Summary: The new version of Uniplate has several wrappers for working with abstract data types, such as Map from the containers package. These wrappers let you transform abstract data types without breaking their invariants.Abstract data types, such as
Map from the containers package, hide their internal structure so they can maintain invariants necessary for their correct operation. Generic programming, such as the Data class used by SYB, allows programs to generically traverse data types, without detailed knowledge of their structure. The two are somewhat incompatible - if
Map allows manipulating it's internal structure, the invariants could be broken causing
Map to perform incorrectly.
Using the
Data class, a
Map String Int claims it has no constructors, but if you operate on it with
gfoldl is behaves as though it were
[(String,Int)]. When Uniplate traverses the
Map, such as when searching for an
Int, it first analyses the available constructors to see if a
Map String Int can possibly contain an
Int. Since
Map has no constructors, it concludes that
Map cannot contain an
Int, and Uniplate fails to operate on the contained
Int's.
For people who use the Data-style Uniplate module, using the new version of Uniplate you can now correctly operate over
Map String Int, provided you use the newtype
Map wrapper from
Data.Generics.Uniplate.Data.Instances. When you transform over
Bool (which does not touch the
Map) it will ignore the
Map and take
O(1). When you transform over
Int it will reconstruct the
Map in
O(n), and if you transform
String or
Char it will reconstruct the
Map in
O(n log n). Regardless of what operations you do, it will work efficiently and correctly. As an example:
$ import qualified Data.Map as Map
$ import Data.Char
$ import Data.Generics.Uniplate.Data
$ import Data.Generics.Uniplate.Data.Instances
$ fromMap $ transformBi toUpper $ toMap $ Map.fromList [("haskell",12),("test",18)]

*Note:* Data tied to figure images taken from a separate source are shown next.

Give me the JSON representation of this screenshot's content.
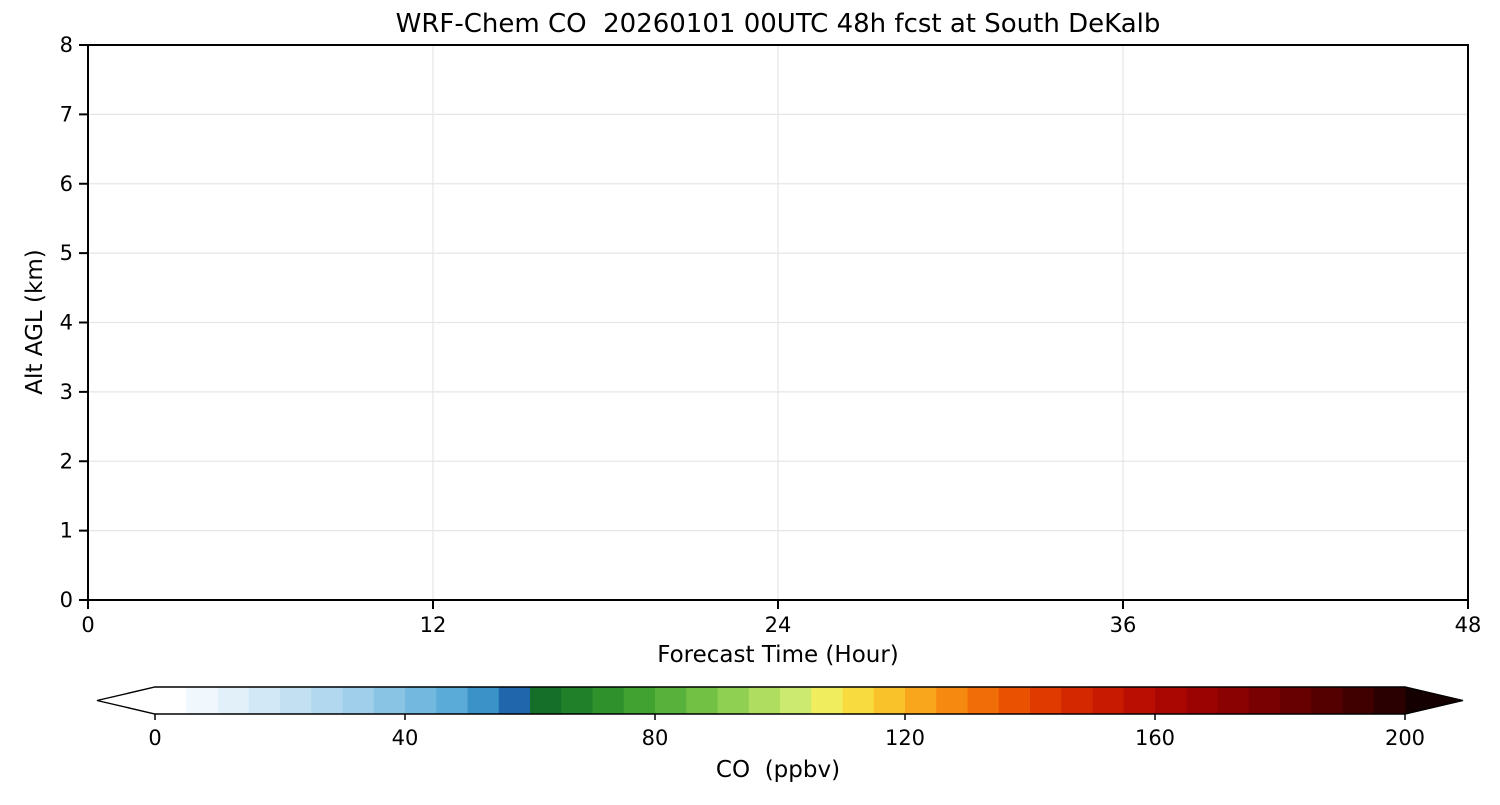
{
  "chart_data": {
    "type": "heatmap",
    "title": "WRF-Chem CO  20260101 00UTC 48h fcst at South DeKalb",
    "xlabel": "Forecast Time (Hour)",
    "ylabel": "Alt AGL (km)",
    "xlim": [
      0,
      48
    ],
    "ylim": [
      0,
      8
    ],
    "x_ticks": [
      0,
      12,
      24,
      36,
      48
    ],
    "y_ticks": [
      0,
      1,
      2,
      3,
      4,
      5,
      6,
      7,
      8
    ],
    "grid": true,
    "legend": "none",
    "values": [],
    "colorbar": {
      "label": "CO  (ppbv)",
      "orientation": "horizontal",
      "min": 0,
      "max": 200,
      "ticks": [
        0,
        40,
        80,
        120,
        160,
        200
      ],
      "extend": "both",
      "under_color": "#ffffff",
      "over_color": "#140000",
      "colors": [
        "#ffffff",
        "#f1f8fd",
        "#e2f0fa",
        "#d3e8f6",
        "#c3e0f3",
        "#b2d8ef",
        "#9fcfea",
        "#8ac4e5",
        "#73b8df",
        "#5aabd8",
        "#3a92c9",
        "#1f66ad",
        "#156f28",
        "#1f8029",
        "#2e912c",
        "#41a232",
        "#58b13a",
        "#72c044",
        "#8fcf51",
        "#aedd60",
        "#cdea70",
        "#f0ee5e",
        "#f8dc3f",
        "#fac22a",
        "#f9a61c",
        "#f68a10",
        "#f16d07",
        "#ea5202",
        "#e03a01",
        "#d42801",
        "#c71a01",
        "#b90e01",
        "#aa0602",
        "#9a0302",
        "#8a0202",
        "#790101",
        "#670101",
        "#550000",
        "#400000",
        "#2a0000"
      ]
    }
  },
  "colors": {
    "background": "#ffffff",
    "axis": "#000000",
    "grid": "#e6e6e6",
    "text": "#000000"
  }
}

fromList [("HASKELL",12),("TEST",18)]
There are two approaches for dealing with the
Map problem in Uniplate. For users of the Direct-style Uniplate module, there is a function
plateProject, which has been available for some time. For users of the Data-style Uniplate module, or for users of the SYB package, there is a new module
Data.Generics.Uniplate.Data.Instances in uniplate-1.6.4 (released today) which provides three types with special
Data instances (
Hide,
Trigger,
Invariant). Using these three types we can construct wrappers providing Data instances for abstract types, and Uniplate includes wrappers for several of the types in the containers package (
Map,
Set,
IntMap,
IntSet).
plateProjectThe plateProject function helps you define Direct Uniplate instances for abstract types. Instead of defining how to examine the data type, you instead define how to transform the data type into one you can examine, and how to transform it back. As an example:
instance Biplate (Map.Map [Char] Int) Char where
biplate = plateProject Map.toList Map.fromList
If the types ensure that any operations will not change the keys we can optimise and use the
fromDistictAscList function to reconstruct the
Map:
instance Biplate (Map.Map [Char] Int) Int where
biplate = plateProject Map.toAscList Map.fromDistinctAscList
HideThe
Hide data type is useful for wrapping values that you want to ignore with Uniplate. The type is defined as:
data Hide a = Hide {fromHide :: a}
But has a
Data instance that pretends it is defined using the extension
EmptyDataDecls as:
data Hide a
As an example of avoiding particular values, you can write:
transformBi (+1) (1, 2, Hide 3, Just 4) == (2, 3, Hide 3, Just 5)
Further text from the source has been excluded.